Yogendrakumar Vignan, Beharry James, Churilov Leonid, Alidin Khairunnisa, Ugalde Melissa, Pesavento Lauren, Weir Louise, Mitchell Peter J, Kleinig Timothy J, Yassi Nawaf, Thijs Vincent, Wu Teddy Y, Shah Darshan G, Dewey Helen M, Wijeratne Tissa, Yan Bernard, Desmond Patricia M, Sharma Gagan, Parsons Mark W, Donnan Geoffrey A, Davis Stephen M, Campbell Bruce C V
Department of Medicine and Neurology, Melbourne Brain Centre at the Royal Melbourne Hospital, University of Melbourne, Parkville, Victoria, Australia.
Department of Medicine, Austin Health, University of Melbourne, Heidelberg, Victoria, Australia.
Ann Neurol. 2023 Mar;93(3):489-499. doi: 10.1002/ana.26547. Epub 2022 Nov 30.
Tenecteplase improves reperfusion compared to alteplase in patients with large vessel occlusions. To determine whether this improvement varies across the spectrum of thrombolytic agent to reperfusion assessment times, we performed a comparative analysis of tenecteplase and alteplase reperfusion rates.
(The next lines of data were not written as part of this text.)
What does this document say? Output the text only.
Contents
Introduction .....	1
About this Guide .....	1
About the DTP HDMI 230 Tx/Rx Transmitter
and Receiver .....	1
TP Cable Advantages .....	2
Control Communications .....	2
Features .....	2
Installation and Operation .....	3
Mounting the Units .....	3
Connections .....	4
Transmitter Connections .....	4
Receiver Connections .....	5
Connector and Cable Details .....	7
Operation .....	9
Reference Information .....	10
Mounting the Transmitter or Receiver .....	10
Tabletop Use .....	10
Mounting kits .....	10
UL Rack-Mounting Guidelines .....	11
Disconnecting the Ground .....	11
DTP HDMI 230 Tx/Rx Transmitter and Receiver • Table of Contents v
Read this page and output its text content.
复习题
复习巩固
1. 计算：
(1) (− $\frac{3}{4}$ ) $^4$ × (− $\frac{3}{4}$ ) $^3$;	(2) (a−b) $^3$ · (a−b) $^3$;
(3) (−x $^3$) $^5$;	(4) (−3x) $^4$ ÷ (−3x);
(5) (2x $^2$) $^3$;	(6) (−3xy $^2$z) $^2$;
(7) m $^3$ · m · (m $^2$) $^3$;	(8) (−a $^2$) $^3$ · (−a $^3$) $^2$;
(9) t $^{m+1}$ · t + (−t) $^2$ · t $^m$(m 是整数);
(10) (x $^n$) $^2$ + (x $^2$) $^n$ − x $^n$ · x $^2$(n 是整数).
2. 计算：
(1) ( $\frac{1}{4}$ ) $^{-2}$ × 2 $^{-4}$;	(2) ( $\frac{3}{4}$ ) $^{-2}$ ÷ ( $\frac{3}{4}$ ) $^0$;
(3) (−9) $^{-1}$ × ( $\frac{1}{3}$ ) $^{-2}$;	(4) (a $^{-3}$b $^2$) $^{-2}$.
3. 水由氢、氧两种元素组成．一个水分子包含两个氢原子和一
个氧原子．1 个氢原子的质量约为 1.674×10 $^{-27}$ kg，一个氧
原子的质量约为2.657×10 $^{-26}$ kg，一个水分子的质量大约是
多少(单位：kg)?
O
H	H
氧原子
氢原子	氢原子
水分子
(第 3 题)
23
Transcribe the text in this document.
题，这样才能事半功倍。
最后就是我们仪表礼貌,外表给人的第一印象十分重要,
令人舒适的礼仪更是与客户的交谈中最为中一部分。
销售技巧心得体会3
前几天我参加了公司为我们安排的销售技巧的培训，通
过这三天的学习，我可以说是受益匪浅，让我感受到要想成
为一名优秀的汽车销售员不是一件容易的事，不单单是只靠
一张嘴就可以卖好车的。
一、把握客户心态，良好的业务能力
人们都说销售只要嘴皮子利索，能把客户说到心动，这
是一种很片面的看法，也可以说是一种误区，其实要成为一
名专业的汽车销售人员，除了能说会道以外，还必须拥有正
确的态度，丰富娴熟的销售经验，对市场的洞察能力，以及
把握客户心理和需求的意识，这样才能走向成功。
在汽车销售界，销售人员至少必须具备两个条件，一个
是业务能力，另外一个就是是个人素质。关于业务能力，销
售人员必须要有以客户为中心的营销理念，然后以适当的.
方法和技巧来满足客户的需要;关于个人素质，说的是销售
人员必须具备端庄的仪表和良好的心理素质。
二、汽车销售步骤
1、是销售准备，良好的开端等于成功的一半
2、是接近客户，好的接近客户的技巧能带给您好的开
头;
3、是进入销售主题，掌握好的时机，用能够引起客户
Patients with large vessel occlusion and treatment with thrombolysis were pooled from the Melbourne Stroke Registry, and the EXTEND-IA and EXTEND-IA TNK trials. The primary outcome, thrombolytic-induced reperfusion, was defined as the absence of retrievable thrombus or >50% reperfusion at imaging reassessment. We compared the treatment effect of tenecteplase and alteplase, accounting for thrombolytic to assessment exposure times, via Poisson modeling. We compared 90-day outcomes of patients who achieved reperfusion with a thrombolytic to patients who achieved reperfusion via endovascular therapy using ordinal logistic regression.
Among 893 patients included in the primary analysis, thrombolytic-induced reperfusion was observed in 184 (21%) patients. Tenecteplase was associated with higher rates of reperfusion (adjusted incidence rate ratio [aIRR] = 1.50, 95% confidence interval [CI] = 1.09-2.07, p = 0.01). Findings were consistent in patient subgroups with first segment (aIRR = 1.41, 95% CI = 0.93-2.14) and second segment (aIRR = 2.07, 95% CI = 0.98-4.37) middle cerebral artery occlusions. Increased thrombolytic to reperfusion assessment times were associated with reperfusion (tenecteplase: adjusted risk ratio [aRR] = 1.08 per 15 minutes, 95% CI = 1.04-1.13 vs alteplase: aRR = 1.06 per 15 minutes, 95% CI = 1.00-1.13). No significant treatment-by-time interaction was observed (p = 0.87). Reperfusion via thrombolysis was associated with improved 90-day modified Rankin Scale scores (adjusted common odds ratio = 2.15, 95% CI = 1.54-3.01) compared to patients who achieved reperfusion following endovascular therapy.
Tenecteplase, compared to alteplase, increases prethrombectomy reperfusion, regardless of the time from administration to reperfusion assessment. Prethrombectomy reperfusion is associated with better clinical outcomes. ANN NEUROL 2023;93:489-499.
与阿替普酶相比,替奈普酶可改善大血管闭塞患者的再灌注情况。为了确定这种改善在溶栓药物范围至再灌注评估时间内是否存在差异,我们对替奈普酶和阿替普酶的再灌注率进行了比较分析。
从墨尔本卒中登记处以及EXTEND-IA和EXTEND-IA TNK试验中汇总大血管闭塞且接受溶栓治疗的患者。主要结局,即溶栓诱导的再灌注,定义为在影像学重新评估时不存在可取出的血栓或再灌注>50%。我们通过泊松模型比较了替奈普酶和阿替普酶的治疗效果,并考虑了溶栓至评估暴露时间。我们使用有序逻辑回归比较了通过溶栓实现再灌注的患者与通过血管内治疗实现再灌注的患者的90天结局。
在纳入初步分析的893例患者中,184例(21%)患者观察到溶栓诱导的再灌注。替奈普酶与更高的再灌注率相关(调整后的发病率比值比[aIRR]=1.50,95%置信区间[CI]=1.09-2.07,p=0.01)。在大脑中动脉第一分支(aIRR=1.41,95%CI=0.93-2.14)和第二分支(aIRR=2.07,95%CI=0.98-4.37)闭塞的患者亚组中,结果一致。溶栓至再灌注评估时间的增加与再灌注相关(替奈普酶:每15分钟调整后的风险比[aRR]=1.08,95%CI=1.04-1.13;阿替普酶:每15分钟aRR=1.06,95%CI=1.00-1.13)。未观察到显著的治疗-时间交互作用(p=0.